Written by admin on 16/11/2018 Categories: 老域名购买

LUMBY – Each spring the potential for flooding has Lumby residents on edge.

Now the Village of Lumby is hoping the regional district can take action to prevent those floods.

However, that may mean weighing flood protection against the need to store enough water to last Vernon-area water customers through the summer.

On Wednesday, water was flowing out of the reservoirs on the Aberdeen Plateau which have reached capacity.


Water pouring out of the reservoirs is used by Vernon-area residents but the flow can also continue on down Duteau Creek to Lumby, where flooding is an annual worry for the village.

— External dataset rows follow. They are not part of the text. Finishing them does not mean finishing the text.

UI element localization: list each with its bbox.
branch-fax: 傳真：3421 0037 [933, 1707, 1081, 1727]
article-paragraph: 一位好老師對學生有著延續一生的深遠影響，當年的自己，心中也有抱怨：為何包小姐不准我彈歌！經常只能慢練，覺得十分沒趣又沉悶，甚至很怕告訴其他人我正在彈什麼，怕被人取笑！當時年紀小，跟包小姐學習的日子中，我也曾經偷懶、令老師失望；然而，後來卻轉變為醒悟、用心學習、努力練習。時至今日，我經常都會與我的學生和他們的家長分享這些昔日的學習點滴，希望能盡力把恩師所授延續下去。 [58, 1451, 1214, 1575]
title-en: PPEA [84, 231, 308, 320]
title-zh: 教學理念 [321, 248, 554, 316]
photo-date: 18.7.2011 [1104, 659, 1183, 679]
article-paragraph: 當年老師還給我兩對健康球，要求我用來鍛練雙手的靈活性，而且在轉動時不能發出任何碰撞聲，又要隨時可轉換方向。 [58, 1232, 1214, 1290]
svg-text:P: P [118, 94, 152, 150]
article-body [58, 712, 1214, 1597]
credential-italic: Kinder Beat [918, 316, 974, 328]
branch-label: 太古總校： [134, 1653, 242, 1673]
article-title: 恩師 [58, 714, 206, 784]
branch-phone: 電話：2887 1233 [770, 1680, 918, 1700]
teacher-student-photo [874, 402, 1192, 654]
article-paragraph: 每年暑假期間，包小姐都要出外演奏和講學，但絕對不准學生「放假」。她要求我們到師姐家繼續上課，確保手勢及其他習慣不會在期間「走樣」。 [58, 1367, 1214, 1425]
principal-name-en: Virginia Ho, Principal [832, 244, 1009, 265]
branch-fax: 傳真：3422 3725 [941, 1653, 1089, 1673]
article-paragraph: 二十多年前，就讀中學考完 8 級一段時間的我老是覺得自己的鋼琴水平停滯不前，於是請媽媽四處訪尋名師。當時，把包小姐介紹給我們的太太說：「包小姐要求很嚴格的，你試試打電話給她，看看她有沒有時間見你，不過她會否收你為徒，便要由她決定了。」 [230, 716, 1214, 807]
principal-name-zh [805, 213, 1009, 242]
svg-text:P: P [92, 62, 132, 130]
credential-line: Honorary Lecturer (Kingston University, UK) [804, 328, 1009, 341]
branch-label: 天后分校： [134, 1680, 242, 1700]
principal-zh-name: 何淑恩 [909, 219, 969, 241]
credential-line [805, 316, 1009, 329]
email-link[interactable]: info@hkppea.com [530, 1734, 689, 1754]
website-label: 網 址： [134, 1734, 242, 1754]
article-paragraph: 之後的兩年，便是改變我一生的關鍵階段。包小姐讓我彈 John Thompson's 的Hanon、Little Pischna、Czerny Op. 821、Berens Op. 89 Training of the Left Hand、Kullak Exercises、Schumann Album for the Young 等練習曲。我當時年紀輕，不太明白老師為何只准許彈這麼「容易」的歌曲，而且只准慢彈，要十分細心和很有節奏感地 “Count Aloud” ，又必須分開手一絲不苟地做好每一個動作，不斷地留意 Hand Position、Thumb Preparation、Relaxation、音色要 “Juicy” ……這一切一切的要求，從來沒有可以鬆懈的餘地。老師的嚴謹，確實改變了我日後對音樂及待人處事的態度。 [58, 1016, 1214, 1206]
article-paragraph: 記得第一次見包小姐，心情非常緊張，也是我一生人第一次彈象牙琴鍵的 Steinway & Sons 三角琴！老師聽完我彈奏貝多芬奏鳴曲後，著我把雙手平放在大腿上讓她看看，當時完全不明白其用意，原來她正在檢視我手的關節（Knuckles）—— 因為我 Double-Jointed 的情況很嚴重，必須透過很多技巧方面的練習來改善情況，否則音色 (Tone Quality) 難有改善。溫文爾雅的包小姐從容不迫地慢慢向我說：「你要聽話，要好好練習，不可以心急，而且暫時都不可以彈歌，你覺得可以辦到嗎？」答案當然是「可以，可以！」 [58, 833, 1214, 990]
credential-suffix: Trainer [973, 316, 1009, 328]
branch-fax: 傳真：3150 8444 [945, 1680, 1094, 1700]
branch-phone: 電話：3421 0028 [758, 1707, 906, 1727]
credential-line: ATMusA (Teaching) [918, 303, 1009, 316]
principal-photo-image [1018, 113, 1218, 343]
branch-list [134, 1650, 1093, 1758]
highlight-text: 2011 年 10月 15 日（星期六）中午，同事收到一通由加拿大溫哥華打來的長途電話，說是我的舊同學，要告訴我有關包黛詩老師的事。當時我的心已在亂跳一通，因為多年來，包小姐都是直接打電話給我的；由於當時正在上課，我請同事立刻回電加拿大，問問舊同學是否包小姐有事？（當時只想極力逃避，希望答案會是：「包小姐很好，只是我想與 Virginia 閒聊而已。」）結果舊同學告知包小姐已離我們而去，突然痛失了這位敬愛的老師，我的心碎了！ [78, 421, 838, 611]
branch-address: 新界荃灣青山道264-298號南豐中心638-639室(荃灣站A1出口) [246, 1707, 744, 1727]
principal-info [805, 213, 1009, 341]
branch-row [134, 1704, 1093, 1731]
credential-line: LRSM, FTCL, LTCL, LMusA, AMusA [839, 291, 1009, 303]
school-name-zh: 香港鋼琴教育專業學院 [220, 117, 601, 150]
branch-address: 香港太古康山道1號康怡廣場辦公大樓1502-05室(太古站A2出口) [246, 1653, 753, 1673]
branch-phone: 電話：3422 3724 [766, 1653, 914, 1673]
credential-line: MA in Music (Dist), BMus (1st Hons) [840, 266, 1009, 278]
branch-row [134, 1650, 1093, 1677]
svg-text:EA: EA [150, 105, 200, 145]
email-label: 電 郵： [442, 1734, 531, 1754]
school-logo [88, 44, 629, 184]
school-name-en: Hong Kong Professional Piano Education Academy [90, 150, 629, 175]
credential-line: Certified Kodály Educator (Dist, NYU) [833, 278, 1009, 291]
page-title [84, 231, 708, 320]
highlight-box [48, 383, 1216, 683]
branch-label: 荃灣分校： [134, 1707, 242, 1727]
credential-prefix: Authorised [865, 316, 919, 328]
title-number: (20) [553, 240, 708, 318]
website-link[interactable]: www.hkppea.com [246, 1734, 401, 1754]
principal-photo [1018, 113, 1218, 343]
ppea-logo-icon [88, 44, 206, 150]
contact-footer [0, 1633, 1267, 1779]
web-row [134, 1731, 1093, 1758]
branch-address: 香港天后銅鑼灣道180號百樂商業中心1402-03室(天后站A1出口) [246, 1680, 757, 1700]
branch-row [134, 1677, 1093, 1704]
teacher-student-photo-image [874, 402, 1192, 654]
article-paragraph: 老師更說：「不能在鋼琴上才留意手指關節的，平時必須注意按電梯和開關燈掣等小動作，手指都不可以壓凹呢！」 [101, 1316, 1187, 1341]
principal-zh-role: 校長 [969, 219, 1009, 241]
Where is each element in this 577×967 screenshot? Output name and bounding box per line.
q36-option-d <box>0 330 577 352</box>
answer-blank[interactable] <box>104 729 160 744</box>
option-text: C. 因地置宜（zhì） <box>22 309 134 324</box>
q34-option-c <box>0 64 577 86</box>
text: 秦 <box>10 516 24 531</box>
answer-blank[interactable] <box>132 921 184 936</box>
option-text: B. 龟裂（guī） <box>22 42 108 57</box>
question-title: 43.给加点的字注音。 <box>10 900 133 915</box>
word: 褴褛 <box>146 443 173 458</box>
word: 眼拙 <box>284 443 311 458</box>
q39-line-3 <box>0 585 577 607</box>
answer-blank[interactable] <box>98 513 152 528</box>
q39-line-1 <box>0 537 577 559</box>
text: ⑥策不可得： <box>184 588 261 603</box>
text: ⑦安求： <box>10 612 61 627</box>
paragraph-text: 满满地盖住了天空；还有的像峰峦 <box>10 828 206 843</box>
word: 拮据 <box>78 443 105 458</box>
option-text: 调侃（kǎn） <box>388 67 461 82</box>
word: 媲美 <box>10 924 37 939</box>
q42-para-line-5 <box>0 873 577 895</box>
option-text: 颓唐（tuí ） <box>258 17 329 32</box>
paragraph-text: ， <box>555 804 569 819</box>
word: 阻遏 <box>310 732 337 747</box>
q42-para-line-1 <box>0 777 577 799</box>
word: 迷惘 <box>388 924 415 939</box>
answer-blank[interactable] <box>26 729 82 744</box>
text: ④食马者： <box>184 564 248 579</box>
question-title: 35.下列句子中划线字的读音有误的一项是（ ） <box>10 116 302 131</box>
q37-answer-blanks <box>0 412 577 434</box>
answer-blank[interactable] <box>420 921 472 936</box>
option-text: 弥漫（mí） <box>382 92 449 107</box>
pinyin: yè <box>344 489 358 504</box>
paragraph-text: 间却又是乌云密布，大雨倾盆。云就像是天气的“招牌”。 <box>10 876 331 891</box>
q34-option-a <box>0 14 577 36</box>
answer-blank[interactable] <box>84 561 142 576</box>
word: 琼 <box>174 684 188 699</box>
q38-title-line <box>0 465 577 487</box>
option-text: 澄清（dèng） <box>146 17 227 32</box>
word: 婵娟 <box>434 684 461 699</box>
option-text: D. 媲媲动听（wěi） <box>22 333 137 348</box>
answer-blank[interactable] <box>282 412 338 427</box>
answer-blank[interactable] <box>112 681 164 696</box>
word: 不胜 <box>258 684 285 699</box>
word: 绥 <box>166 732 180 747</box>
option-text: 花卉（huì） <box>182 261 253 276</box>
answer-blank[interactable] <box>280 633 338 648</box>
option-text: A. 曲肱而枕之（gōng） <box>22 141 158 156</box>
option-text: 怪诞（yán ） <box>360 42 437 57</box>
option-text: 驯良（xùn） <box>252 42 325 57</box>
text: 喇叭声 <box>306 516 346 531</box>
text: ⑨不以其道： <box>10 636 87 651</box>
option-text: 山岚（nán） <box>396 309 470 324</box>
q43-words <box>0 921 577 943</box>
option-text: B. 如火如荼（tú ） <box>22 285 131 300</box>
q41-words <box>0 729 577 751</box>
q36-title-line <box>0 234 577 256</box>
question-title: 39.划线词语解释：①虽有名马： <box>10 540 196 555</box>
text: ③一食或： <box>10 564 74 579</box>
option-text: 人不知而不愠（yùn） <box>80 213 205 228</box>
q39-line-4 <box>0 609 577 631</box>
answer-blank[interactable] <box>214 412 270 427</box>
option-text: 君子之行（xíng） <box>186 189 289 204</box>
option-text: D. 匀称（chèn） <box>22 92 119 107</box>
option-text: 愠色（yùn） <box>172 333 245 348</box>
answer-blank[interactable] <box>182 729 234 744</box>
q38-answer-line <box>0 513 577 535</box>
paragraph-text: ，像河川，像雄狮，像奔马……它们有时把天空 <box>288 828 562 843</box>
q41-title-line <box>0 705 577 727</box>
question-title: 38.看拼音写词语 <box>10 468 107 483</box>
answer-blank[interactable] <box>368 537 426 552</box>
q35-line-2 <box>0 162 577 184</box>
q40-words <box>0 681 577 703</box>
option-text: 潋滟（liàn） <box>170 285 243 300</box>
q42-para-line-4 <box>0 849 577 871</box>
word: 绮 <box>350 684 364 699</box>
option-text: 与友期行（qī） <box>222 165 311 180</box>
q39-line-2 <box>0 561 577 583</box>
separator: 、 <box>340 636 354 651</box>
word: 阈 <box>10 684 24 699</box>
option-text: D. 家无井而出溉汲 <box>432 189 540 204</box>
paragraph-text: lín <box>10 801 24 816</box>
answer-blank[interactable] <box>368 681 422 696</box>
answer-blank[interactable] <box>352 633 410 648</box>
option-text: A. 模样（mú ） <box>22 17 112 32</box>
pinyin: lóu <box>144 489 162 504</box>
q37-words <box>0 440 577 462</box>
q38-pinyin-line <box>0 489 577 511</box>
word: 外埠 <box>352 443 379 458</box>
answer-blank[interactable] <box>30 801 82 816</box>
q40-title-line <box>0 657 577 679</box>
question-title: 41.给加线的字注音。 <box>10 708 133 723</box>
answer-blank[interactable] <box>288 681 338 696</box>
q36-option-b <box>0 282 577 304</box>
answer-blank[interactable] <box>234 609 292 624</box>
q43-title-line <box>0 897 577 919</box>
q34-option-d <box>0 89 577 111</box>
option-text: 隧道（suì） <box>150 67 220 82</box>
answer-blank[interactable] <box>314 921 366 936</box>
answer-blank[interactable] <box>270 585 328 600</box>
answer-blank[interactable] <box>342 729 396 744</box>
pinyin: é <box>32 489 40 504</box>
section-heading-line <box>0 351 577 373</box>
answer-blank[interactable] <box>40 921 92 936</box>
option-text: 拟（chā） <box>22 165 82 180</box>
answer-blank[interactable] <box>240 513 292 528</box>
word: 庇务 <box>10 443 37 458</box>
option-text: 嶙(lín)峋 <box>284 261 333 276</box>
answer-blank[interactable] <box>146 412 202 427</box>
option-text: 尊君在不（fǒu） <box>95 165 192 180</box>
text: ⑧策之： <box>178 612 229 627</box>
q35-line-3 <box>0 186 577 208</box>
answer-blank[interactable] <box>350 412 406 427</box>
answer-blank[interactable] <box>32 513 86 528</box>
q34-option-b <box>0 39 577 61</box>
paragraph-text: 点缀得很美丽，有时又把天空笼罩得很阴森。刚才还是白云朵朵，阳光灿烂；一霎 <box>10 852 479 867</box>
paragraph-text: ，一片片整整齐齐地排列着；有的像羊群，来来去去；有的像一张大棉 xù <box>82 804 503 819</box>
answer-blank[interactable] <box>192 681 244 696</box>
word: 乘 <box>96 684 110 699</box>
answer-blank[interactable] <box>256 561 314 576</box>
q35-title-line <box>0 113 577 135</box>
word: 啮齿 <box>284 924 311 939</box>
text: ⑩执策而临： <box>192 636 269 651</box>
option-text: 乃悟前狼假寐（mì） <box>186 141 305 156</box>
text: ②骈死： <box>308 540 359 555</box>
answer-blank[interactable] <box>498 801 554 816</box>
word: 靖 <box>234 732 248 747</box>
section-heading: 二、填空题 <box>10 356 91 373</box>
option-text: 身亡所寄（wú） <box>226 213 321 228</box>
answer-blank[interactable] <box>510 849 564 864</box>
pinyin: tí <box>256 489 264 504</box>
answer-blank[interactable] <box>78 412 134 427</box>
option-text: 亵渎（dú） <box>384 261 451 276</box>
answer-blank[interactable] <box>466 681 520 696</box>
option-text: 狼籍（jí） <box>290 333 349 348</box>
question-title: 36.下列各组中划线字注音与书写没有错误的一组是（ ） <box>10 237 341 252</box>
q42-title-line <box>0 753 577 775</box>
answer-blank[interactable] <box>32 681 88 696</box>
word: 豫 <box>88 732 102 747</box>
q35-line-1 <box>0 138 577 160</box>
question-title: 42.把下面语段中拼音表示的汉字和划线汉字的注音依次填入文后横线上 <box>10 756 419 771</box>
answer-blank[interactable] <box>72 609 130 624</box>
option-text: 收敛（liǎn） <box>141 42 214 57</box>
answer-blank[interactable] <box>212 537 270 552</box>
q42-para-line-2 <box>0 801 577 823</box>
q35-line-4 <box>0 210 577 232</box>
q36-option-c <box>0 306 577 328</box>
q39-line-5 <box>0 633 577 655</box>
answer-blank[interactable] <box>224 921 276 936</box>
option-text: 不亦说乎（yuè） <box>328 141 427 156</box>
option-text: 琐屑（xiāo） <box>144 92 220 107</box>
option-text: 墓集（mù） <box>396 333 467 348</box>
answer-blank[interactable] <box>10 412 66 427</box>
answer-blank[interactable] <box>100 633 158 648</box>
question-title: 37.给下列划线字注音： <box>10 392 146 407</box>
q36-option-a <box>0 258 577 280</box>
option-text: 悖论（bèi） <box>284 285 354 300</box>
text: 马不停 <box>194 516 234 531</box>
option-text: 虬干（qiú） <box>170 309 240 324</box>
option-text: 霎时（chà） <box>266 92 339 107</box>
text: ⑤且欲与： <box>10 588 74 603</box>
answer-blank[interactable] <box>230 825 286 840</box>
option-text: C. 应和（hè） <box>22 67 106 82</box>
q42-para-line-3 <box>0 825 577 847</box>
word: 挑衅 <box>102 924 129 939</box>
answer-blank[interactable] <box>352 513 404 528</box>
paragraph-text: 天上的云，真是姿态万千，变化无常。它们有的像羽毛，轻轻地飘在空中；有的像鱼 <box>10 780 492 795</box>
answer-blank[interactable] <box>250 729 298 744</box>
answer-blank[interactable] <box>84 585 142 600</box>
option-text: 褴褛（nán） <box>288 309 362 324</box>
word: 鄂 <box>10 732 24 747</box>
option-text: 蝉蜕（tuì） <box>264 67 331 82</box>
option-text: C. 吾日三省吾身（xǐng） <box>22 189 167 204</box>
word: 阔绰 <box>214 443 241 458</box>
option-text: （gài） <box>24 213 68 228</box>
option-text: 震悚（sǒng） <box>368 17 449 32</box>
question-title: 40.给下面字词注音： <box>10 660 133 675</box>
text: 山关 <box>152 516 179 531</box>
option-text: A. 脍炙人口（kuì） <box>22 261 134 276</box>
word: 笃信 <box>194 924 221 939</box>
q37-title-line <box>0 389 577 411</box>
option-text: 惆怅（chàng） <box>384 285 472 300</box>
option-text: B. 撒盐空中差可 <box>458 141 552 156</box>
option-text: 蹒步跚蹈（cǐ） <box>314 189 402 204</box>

In 2013 Duteau Creeks was one of two Lumby waterways that breached their banks.

Read More: Lumby hit hard by flooding

“We had some businesses that were very close to being flooded out,” recalled Lumby Mayor Kevin Acton.

That’s why the village has sent a letter to the Regional District of North Okanagan asking for help. It wants water released from the reservoirs earlier in the year, as a form of flood prevention.

“What we are looking for is sort of an educated guess where they can say, ‘OK, we’ve got this much snow pack, we know the reservoirs can take this much water, so let’s let some of the water off while it is still cool and we are not getting the flash floods with the rain and everything else,’” said Acton.

“[That way] there is room in the reservoirs to compensate for any major quick melt or big rain.”

Read More: Lumby prepares for flooding

However, the regional district says it needs to ensure the reservoirs are as full as possible so there’s enough water for the greater Vernon area to last through the summer.

“This option would be of questionable benefit to Lumby and would increase the risk of water shortages for [Greater Vernon Water],” wrote Greater Vernon Water manager Zee Marcolin, in a 2013 report to the regional district board.

“Costs would range from $20,000 to $50,000 for each year that water restrictions are required, depending on resources needed and severity of the drought.”

However, Lumby’s mayor said they don’t want to impact Vernon water users.

“We don’t want to create a drought for the Vernon residents, that is not what we are looking for. We are looking to have a better understanding of what the snowpack is and how much they can retain before it becomes an issue for flooding,” said Acton.

The regional district board was expected to address the issue at their meeting Wednesday evening.